Michele F. initially pondered whether peeling 40 cloves of garlic was truly worth the effort for a chicken recipe, but she quickly concluded it was unequivocally true. She found the garlic mellow and creamy, a testament to its transformation during cooking. The careful browning of the chicken thighs imparted fantastic flavor and created rich, browned bits in the pan, forming the foundation for an exquisite sauce. Michele describes this pan sauce as silken and delicious, noting its crucial role in infusing the chicken and potatoes with great flavor while keeping the thighs wonderfully juicy during baking.

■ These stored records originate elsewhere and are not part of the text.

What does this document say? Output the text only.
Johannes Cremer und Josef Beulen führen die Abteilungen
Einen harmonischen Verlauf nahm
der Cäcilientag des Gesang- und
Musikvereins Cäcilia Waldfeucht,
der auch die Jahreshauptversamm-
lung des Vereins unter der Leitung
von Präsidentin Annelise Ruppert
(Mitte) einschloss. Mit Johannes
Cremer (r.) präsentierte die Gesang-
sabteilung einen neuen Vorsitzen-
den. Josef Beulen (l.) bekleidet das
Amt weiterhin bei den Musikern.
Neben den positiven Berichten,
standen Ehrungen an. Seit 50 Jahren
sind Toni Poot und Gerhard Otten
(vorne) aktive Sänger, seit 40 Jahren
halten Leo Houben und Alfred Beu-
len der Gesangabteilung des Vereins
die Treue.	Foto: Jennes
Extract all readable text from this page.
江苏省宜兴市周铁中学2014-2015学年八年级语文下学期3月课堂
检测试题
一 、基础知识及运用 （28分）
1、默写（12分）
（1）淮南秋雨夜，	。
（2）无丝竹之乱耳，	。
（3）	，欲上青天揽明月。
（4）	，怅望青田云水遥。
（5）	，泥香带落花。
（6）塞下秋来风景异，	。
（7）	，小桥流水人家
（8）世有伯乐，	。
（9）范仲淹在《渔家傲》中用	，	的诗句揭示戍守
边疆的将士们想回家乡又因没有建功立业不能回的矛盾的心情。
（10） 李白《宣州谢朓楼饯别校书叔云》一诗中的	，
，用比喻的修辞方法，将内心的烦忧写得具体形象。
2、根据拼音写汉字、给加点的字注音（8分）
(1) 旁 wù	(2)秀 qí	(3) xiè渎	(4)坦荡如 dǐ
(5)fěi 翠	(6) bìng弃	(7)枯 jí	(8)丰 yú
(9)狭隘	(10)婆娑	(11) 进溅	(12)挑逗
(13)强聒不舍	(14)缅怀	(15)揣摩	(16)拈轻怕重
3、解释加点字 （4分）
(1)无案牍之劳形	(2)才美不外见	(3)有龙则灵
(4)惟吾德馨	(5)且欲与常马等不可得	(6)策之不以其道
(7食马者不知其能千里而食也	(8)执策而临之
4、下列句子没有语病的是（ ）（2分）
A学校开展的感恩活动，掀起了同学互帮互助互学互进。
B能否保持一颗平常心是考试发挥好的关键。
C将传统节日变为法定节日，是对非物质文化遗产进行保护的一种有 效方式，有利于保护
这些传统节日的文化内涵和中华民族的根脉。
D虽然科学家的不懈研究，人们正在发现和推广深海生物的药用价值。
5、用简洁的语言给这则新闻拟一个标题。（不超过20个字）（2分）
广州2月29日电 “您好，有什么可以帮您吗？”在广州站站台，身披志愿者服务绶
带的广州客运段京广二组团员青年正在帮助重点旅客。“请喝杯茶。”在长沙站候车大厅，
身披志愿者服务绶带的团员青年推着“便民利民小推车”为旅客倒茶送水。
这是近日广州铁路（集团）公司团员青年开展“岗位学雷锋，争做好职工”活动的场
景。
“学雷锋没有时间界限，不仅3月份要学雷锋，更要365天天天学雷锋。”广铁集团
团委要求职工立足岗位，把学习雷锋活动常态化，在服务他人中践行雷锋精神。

Her chicken cooking time was accurate at 40 minutes, but some potatoes required an additional 10 minutes to reach desired tenderness, prompting her to remove the chicken to prevent overcooking. She found the recipe accurate and easy to follow. Despite initial concerns about the quantity of potatoes, paired with bread and a butternut squash and arugula salad, the amount proved perfectly sufficient.
Jackie Gorman
Jackie Gorman highlights that this recipe, sans potatoes, is a classic, often attributed to the esteemed cookbook author James Beard, with many chefs offering their variations. She considers the addition of potatoes to be a “slap-yourself-on-the-side-of-your-head moment,” wondering why she hadn’t incorporated them all along. Due to the larger size of chicken thighs available at her market, she purchased only six (weighing 3 pounds) instead of eight, and used six potatoes (a little over 1 pound), cut into 1/2-inch pieces, which were perfectly done at the 40-minute mark alongside the chicken. While the dish was thoroughly enjoyed the night it was made, Jackie enthusiastically reports it was “even better the next day.” She created a delightful, gelatinous “gravy” from the leftover pan juices, chicken, and garlic, which was excellent reheated with crusty bread or for “smooshing” potatoes into. Jackie concludes that, apart from the initial garlic peeling (now made easy with our hack!), this recipe is remarkably simple to prepare and yields outstanding, comforting flavors that improve with time.